Mid-twenties crisis to working as a men’s coach
Aged 25 and felt like I’d ticked all the boxes. I’d exceeded expectations at school and loved my university days – all I needed was a job that paid a half-decent wage and just landed it! I was nailing it, cruising through life. It was as simple as that.
However, once the initial excitement of new employment and a pay cheque or two wore off, I began to feel something wasn’t right. I was left confused. I had everything a mid-twenties gentleman could desire right? As the months passed, my feeling of uncertainty didn’t. On the rare occasion that I was alone (I didn’t like being alone) a dialogue in my head would begin. A voice in my head saying the same thing again and again:
“Something isn’t right here, you're not fulfilled”.
I chose to ignore the message. Survival habits carried over from university helped see to that – dance floors, a heavy social drinking habit, and a sport watching obsession. Distractions that were enough to block out that voice and keep it in shadow. Little did I know the gold that lay beneath.
Then. things externally suddenly shifted. In a matter of week's I broke up with my girlfriend, moved out of my parents, and received news my younger sister was to be facing life-threatening cancer.
‘My world was turned upside down’
I’d been confronted with the realities of life and the mortality of our human experience. I’d no longer take tomorrow for granted.
The unsettling nature of these developments led to my spending more time alone in self-reflection. It was here I started to pay more attention to the message my inner voice was trying to tell me. The truth was I wasn’t fulfilled in my life.
Confusion followed. In response, I was hungry for a personal investigation to understand what was happening to me. What the hell I was going – and why. Being an analyst by trade I decided to start collecting data for a very personal piece of work, my own self-diagnosis. I set up a folder on my laptop called the “life project”.
The internal exploration work would come in the form of Journaling. The qualitative data set I would then utilise to review, analyse and identify patterns. To add structure I began staging regular monthly reviews and in time yearly reviews. During these sessions, I’d list successes, note patterns (e.g. a damaging inability to say “no” to virtually every request), and areas I wished to improve.
I studied goal setting. Setting myself regular goals, underpinned by self-accountability to weekly and daily tasks. This process generated quantitive data which when coupled with the qualitative results from my journal gave me a rich picture of where I was at.
Working in this way, internally and externally,
‘a great deal of my unconscious was becoming conscious’
I began to unpack and rebuild my life. I was making changes for a new version of myself. Better connected and integrated with who I was at my core.
My “life project” identified a deep desire to travel. Which, with hard graft, became a goal come true as I backpacked solo around the world for a year.
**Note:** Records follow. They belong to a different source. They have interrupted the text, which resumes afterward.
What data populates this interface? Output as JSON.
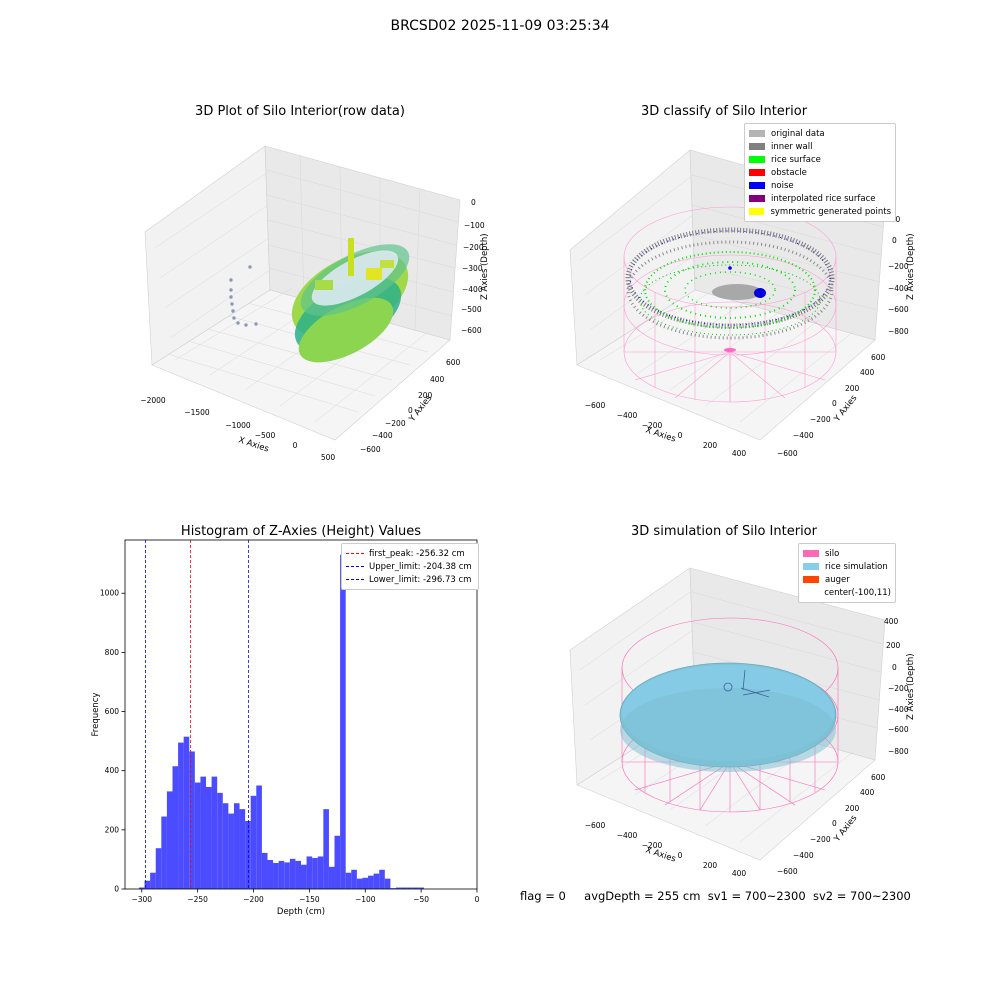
{
  "figure": {
    "suptitle": "BRCSD02 2025-11-09 03:25:34",
    "status": {
      "flag": "flag = 0",
      "avg_depth": "avgDepth = 255 cm",
      "sv1": "sv1 = 700~2300",
      "sv2": "sv2 = 700~2300"
    }
  },
  "panels": {
    "raw": {
      "title": "3D Plot of Silo Interior(row data)",
      "xlabel": "X Axies",
      "ylabel": "Y Axies",
      "zlabel": "Z Axies (Depth)",
      "xticks": [
        "−2000",
        "−1500",
        "−1000",
        "−500",
        "0",
        "500"
      ],
      "yticks": [
        "600",
        "400",
        "200",
        "0",
        "−200",
        "−400",
        "−600"
      ],
      "zticks": [
        "0",
        "−100",
        "−200",
        "−300",
        "−400",
        "−500",
        "−600"
      ]
    },
    "classify": {
      "title": "3D classify of Silo Interior",
      "xlabel": "X Axies",
      "ylabel": "Y Axies",
      "zlabel": "Z Axies (Depth)",
      "xticks": [
        "−600",
        "−400",
        "−200",
        "0",
        "200",
        "400"
      ],
      "yticks": [
        "600",
        "400",
        "200",
        "0",
        "−200",
        "−400",
        "−600"
      ],
      "zticks": [
        "200",
        "0",
        "−200",
        "−400",
        "−600",
        "−800"
      ],
      "legend": [
        {
          "label": "original data",
          "color": "#b4b4b4"
        },
        {
          "label": "inner wall",
          "color": "#808080"
        },
        {
          "label": "rice surface",
          "color": "#00ff00"
        },
        {
          "label": "obstacle",
          "color": "#ff0000"
        },
        {
          "label": "noise",
          "color": "#0000ff"
        },
        {
          "label": "interpolated rice surface",
          "color": "#800080"
        },
        {
          "label": "symmetric generated points",
          "color": "#ffff00"
        }
      ]
    },
    "simulation": {
      "title": "3D simulation of Silo Interior",
      "xlabel": "X Axies",
      "ylabel": "Y Axies",
      "zlabel": "Z Axies (Depth)",
      "xticks": [
        "−600",
        "−400",
        "−200",
        "0",
        "200",
        "400"
      ],
      "yticks": [
        "600",
        "400",
        "200",
        "0",
        "−200",
        "−400",
        "−600"
      ],
      "zticks": [
        "400",
        "200",
        "0",
        "−200",
        "−400",
        "−600",
        "−800"
      ],
      "legend": [
        {
          "label": "silo",
          "color": "#ff69b4"
        },
        {
          "label": "rice simulation",
          "color": "#87ceeb"
        },
        {
          "label": "auger",
          "color": "#ff4500"
        },
        {
          "label": "center(-100,11)",
          "color": ""
        }
      ]
    }
  },
  "chart_data": {
    "type": "bar",
    "title": "Histogram of Z-Axies (Height) Values",
    "xlabel": "Depth (cm)",
    "ylabel": "Frequency",
    "xlim": [
      -315,
      0
    ],
    "ylim": [
      0,
      1180
    ],
    "xticks": [
      -300,
      -250,
      -200,
      -150,
      -100,
      -50,
      0
    ],
    "yticks": [
      0,
      200,
      400,
      600,
      800,
      1000
    ],
    "bar_color": "#4b4bff",
    "bin_start": -302.5,
    "bin_width": 5,
    "values": [
      5,
      28,
      55,
      138,
      245,
      330,
      415,
      495,
      515,
      465,
      360,
      380,
      345,
      380,
      325,
      290,
      255,
      290,
      270,
      230,
      315,
      350,
      122,
      98,
      88,
      95,
      90,
      102,
      95,
      82,
      110,
      105,
      110,
      270,
      75,
      180,
      1130,
      55,
      65,
      35,
      38,
      45,
      52,
      65,
      35,
      3,
      5,
      5,
      5,
      5,
      5
    ],
    "vlines": [
      {
        "x": -256.32,
        "label": "first_peak: -256.32 cm",
        "color": "#ff0000"
      },
      {
        "x": -204.38,
        "label": "Upper_limit: -204.38 cm",
        "color": "#0000ff"
      },
      {
        "x": -296.73,
        "label": "Lower_limit: -296.73 cm",
        "color": "#0000ff"
      }
    ],
    "legend_position": "upper right"
  }
}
On return I landed a secondment working as a youth team leader, supporting 16 to 24-year-olds for The Prince’s Trust charity. The charity supports young adults to re-engage in either full-time employment or education. Completing this work uncovered a natural aptitude for coaching and motivating groups in a classroom environment. At this time in my life, I needed the support of other men and found it in the form of Menspeak men’s groups (www.mensgroups.co.uk). Both of these developments inspired me to continue coaching and create The MAP - Men’s Coaching Service.
Today I have my challenges, but I am fulfilled. I’ve found purpose in the form of coaching men and continue year by year to grow my practice.
For anyone who may be experiencing this time in life, my advice is simple:
‘Don’t drown the pain or ignore the questions’
Keep asking, keep testing, and maybe consider starting a “life project” of your own. For a long period, I chose to go it alone. However, in hindsight engagement with others (be that a coach, mentor, or a men’s group) at an earlier stage would have helped me make some of the required changes sooner.
My mid-twenties crisis was a challenging, confusing, and very lonely time in my life. I now consider it a great teacher, a gift in pointing me towards life my mission, vision, and purpose.